Background: To explore clinician choice of whether to discuss prognosis with their frail older patients.
Design: Qualitative interview study.
Setting: Primary care clinicians were recruited from nursing homes, community-based clinics, and academic medical centers.
Participants: Three geriatric nurse practitioners, nine geriatricians, five general internists, and three family medicine physicians with a mean age of 44 and a mean 12 years in practice. Seventeen clinicians had patient panels with 80% or more community-dwelling outpatients, 13 had patient panels with 50% or more patients aged 85 and older, and 16 had patient panels with 25% or more of patients in a minority group (Asian, African American, Hispanic).
Measurements: Clinicians were asked to describe their practice of discussing long-term (<5-year) and short-term (<1-year and 3-month) prognosis. Responses were analyzed qualitatively using constant comparison until thematic saturation was reached.

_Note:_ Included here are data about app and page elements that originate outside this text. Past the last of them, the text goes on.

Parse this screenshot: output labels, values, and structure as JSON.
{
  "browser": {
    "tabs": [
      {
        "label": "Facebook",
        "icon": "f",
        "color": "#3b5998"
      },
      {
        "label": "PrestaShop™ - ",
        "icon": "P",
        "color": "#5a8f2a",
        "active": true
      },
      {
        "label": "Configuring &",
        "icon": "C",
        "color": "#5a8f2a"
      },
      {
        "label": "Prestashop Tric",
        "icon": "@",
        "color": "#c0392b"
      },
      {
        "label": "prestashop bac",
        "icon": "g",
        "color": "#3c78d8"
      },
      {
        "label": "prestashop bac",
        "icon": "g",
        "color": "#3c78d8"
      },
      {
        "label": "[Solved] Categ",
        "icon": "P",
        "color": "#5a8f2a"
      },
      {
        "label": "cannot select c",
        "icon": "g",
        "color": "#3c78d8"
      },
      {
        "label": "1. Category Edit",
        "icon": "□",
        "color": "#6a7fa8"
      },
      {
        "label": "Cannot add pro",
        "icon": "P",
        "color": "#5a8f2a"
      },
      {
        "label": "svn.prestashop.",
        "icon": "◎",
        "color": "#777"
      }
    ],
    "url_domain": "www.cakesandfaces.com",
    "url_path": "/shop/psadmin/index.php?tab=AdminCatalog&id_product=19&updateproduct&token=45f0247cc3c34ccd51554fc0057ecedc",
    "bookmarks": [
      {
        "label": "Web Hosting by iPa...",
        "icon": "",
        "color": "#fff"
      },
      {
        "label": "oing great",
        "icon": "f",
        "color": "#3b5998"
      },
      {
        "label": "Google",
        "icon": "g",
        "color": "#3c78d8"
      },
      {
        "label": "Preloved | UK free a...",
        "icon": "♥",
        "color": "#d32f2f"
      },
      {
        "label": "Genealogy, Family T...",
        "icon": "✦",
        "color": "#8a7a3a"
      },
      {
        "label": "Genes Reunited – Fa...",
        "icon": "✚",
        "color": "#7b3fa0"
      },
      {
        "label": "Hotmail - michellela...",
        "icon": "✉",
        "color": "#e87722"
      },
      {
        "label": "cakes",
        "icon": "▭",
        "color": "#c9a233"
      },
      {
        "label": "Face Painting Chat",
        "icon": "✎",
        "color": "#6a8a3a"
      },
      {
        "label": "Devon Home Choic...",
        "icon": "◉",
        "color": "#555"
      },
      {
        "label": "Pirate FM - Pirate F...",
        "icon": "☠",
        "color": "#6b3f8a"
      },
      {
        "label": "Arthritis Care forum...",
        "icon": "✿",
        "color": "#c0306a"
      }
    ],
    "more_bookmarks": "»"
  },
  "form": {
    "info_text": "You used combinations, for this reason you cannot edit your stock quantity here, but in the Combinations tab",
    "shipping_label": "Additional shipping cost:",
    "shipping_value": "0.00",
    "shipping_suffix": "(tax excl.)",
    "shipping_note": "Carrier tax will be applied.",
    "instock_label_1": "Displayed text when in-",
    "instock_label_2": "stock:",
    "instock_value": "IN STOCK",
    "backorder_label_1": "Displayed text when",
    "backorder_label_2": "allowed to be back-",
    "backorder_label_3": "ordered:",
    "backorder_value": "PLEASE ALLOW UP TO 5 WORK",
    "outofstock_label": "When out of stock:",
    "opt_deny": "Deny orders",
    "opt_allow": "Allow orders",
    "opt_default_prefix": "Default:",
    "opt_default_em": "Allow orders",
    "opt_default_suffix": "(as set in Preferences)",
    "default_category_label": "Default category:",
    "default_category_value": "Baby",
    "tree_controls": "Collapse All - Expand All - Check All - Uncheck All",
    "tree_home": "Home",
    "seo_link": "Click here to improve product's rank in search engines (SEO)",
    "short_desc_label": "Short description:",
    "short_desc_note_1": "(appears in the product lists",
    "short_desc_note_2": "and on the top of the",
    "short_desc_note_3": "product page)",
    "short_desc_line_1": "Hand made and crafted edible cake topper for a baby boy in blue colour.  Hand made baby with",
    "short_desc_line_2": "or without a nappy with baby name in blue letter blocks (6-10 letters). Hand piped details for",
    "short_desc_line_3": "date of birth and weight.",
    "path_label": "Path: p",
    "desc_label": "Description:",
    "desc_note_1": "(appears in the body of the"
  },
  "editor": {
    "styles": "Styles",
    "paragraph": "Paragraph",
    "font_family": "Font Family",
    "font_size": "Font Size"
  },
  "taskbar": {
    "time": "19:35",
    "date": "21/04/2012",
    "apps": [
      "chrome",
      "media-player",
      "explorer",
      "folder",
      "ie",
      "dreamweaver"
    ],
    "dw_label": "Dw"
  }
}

Results: Clinicians reported individualizing the decision to discuss prognosis with their frail older patients based on clinical circumstances. Common reasons for discussing prognosis included patient had a specific condition with a limited prognosis, to give patients time to prepare, to promote informed medical decision-making, and when patients or families prompted the conversation. Common reasons not to discuss included maintaining hope and avoiding anxiety, cognitive impairment or patient unable to understand prognosis, respect for patients' cultural values, and long-term prognosis too uncertain to be useful.
Conclusion: Clinicians caring for frail older adults are generally willing to discuss short- but not long-term prognosis. Clinicians balance individual factors when deciding whether to discuss prognosis.